Issue
Under a contract for the sale of land by instalment payments, when is consideration provided by the purchaser and received by the vendor, where the vendor supplies to the purchaser an interest in a credit arrangement that does not involve a loan or advance?
Decision
Consideration for the sale of the land is provided by the purchaser and received by the vendor when each instalment amount is paid.
Facts
A vendor entered into a transaction for the sale of land to a purchaser. No payment for the land was made by the purchaser before or at the time of settlement. The parties had entered into an arrangement for the purchaser to pay the purchase price to the vendor in instalments after settlement, with interest accruing on the outstanding balance. The sale of the land is a taxable supply. The consideration for the supply is the instalment payments.
This arrangement does not constitute a loan or advance, nor is it in the nature of a line of credit or overdraft. However, the arrangement to pay the debt (owed by the purchaser to the vendor at the time of settlement) by instalments is a credit arrangement, with the consideration for the supply of the credit arrangement being the interest accruing under the terms of the agreement.
To secure the purchaser's performance of its obligation to pay the consideration by instalments, a mortgage over the property is provided by the purchaser to the vendor at settlement.
The vendor and purchaser are registered for goods and services tax (GST).
Reasons for Decision
A determination of the tax period in which consideration is provided and received is one of the matters central to the attribution of GST payable on taxable supplies and input tax credits for creditable acquisitions under the attribution rules in Subdivision 29-A of the A New Tax System (Goods and Services Tax) Act 1999 (GST Act).
It is therefore necessary to ascertain when consideration for the supply of the land is provided and received under the credit arrangement.
In circumstances where an arrangement between a hypothetical vendor and purchaser constitutes a loan, the vendor's obligation to advance loan money may be offset against the purchaser's obligation to pay for the property. The consideration is provided by the purchaser and received by the vendor when the obligation to advance the loan money is offset (by the parties) against the obligation to pay for the property (refer to paragraphs 25 to 27 of Goods and Services Tax Determination GSTD 2004/4 Goods and services tax: can consideration for a supply be provided or received without transferring money (such as where the parties only make book entries recording their agreement that the supply is paid for)? and paragraph 77 of Goods and Services Tax Ruling GSTR 2003/12 Goods and services tax: when consideration is provided and received for various payment instruments and other methods of payment).
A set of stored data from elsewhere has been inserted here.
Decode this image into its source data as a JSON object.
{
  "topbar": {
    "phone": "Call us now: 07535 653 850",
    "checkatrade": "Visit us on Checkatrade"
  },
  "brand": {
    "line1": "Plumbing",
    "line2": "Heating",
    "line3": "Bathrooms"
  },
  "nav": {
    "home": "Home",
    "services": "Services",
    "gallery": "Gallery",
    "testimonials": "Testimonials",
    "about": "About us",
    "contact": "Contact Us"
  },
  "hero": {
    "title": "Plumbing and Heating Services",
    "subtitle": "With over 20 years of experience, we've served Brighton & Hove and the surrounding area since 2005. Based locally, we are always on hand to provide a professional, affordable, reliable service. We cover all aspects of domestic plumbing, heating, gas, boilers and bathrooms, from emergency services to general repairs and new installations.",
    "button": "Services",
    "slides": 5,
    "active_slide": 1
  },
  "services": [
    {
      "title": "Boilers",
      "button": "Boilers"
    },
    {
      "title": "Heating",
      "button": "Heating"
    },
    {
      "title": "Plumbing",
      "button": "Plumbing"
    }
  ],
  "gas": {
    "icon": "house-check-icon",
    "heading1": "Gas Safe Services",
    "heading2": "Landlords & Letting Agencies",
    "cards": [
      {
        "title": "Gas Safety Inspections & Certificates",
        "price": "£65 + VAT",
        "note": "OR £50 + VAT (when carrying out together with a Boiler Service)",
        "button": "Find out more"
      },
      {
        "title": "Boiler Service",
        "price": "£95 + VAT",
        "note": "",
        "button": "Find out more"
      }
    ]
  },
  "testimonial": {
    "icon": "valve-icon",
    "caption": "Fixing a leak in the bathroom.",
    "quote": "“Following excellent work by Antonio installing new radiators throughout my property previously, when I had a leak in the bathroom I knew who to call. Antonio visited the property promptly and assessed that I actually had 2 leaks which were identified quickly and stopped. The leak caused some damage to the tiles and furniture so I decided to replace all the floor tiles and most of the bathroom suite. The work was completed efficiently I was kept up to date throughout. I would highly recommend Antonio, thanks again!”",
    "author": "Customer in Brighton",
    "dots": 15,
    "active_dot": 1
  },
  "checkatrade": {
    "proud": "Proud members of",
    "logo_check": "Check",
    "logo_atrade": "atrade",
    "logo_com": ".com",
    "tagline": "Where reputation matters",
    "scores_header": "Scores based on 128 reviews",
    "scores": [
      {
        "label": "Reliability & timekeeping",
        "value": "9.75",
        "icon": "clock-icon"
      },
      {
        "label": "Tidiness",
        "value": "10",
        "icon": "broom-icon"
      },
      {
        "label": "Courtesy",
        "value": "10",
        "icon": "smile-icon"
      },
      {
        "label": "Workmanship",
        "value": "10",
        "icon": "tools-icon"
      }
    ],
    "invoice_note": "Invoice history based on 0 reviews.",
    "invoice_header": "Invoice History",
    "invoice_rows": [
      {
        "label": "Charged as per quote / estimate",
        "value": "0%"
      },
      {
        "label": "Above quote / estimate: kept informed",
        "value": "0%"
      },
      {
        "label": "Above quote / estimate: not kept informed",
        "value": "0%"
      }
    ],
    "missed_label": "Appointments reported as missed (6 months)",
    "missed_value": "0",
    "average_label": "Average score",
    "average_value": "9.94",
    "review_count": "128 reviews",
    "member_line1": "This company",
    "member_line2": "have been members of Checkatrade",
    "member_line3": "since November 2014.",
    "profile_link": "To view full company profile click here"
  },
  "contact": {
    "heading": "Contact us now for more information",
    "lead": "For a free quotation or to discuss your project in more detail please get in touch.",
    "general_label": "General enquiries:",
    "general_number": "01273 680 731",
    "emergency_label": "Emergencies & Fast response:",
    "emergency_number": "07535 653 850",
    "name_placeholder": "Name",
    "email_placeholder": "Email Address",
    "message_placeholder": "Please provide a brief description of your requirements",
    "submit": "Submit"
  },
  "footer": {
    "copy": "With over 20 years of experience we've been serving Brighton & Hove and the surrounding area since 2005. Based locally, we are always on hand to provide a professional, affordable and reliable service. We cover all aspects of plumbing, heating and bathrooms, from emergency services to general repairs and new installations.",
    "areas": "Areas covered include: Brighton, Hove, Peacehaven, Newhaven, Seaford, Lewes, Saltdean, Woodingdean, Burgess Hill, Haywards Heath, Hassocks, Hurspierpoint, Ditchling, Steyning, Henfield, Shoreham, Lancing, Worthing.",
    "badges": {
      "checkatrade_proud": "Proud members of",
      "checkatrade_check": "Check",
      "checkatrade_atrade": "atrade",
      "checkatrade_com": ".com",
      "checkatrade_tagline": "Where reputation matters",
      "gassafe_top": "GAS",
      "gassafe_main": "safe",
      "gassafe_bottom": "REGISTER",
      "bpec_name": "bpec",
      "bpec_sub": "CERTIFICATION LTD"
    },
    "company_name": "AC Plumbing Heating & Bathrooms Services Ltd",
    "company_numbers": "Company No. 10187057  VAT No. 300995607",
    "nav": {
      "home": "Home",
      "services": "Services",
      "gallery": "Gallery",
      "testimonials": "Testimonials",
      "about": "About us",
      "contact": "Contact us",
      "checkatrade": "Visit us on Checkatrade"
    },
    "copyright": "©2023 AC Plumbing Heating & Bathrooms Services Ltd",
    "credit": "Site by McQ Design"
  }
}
However, the credit arrangement between the parties is not a loan and no advance is made by the vendor to the purchaser. The vendor is providing the purchaser with time to pay the debt owed by instalments and interest accrues until each instalment payment is made. This arrangement is akin to a sale on credit.
Paragraph 78 of GSTR 2003/12 provides the Commissioner's views on when consideration is received for sales on credit. This paragraph states: Sale on credit 78. Where a supply is made on credit (for example, 30 days to pay), consideration is provided and received when an amount is paid, unless the arrangement is in the nature of a line of credit or overdraft as described in paragraph 77 of this ruling. Consideration is provided and received when actual payment is made, and this is determined by the payment instrument used.
As the arrangement is not in the nature of a line of credit or overdraft, but is an arrangement where the debt is deferred and interest is accrued until each instalment is paid, it more closely resembles a sale on credit as contemplated by paragraph 78 of GSTR 2003/12. Accordingly, the consideration for the supply of the land pursuant to the credit arrangement is provided and received when each instalment amount is paid.
The mortgage is given merely as security to ensure payment of the consideration by instalments. The mortgage is not consideration received for the land for the purposes of section 29-5 of the GST Act. Note 1 - The manner in which the vendor and purchaser account for GST (i.e. on a cash basis or a basis other than cash) will also affect the tax period in which any GST payable or input tax credits are attributed to under Subdivision 29-A of the GST Act (refer to sections 29-5 and 29-10 of the GST Act). Note 2 - The supply of the interest in the credit arrangement by the vendor will be an input taxed financial supply where the requirements of subregulation 40-5.09(1) of the A New Tax System (Goods and Services Tax) Regulations 1999 (GST Regulations) are satisfied. For subregulation (1), an interest in or under a credit arrangement is mentioned under item 2 in the table in subregulation 40-5.09(3) of the GST Regulations.
Similarly, the acquisition of the interest in the credit arrangement by the purchaser may be an input taxed financial supply where the requirements of subdivision 40-A of the GST Regulations are satisfied.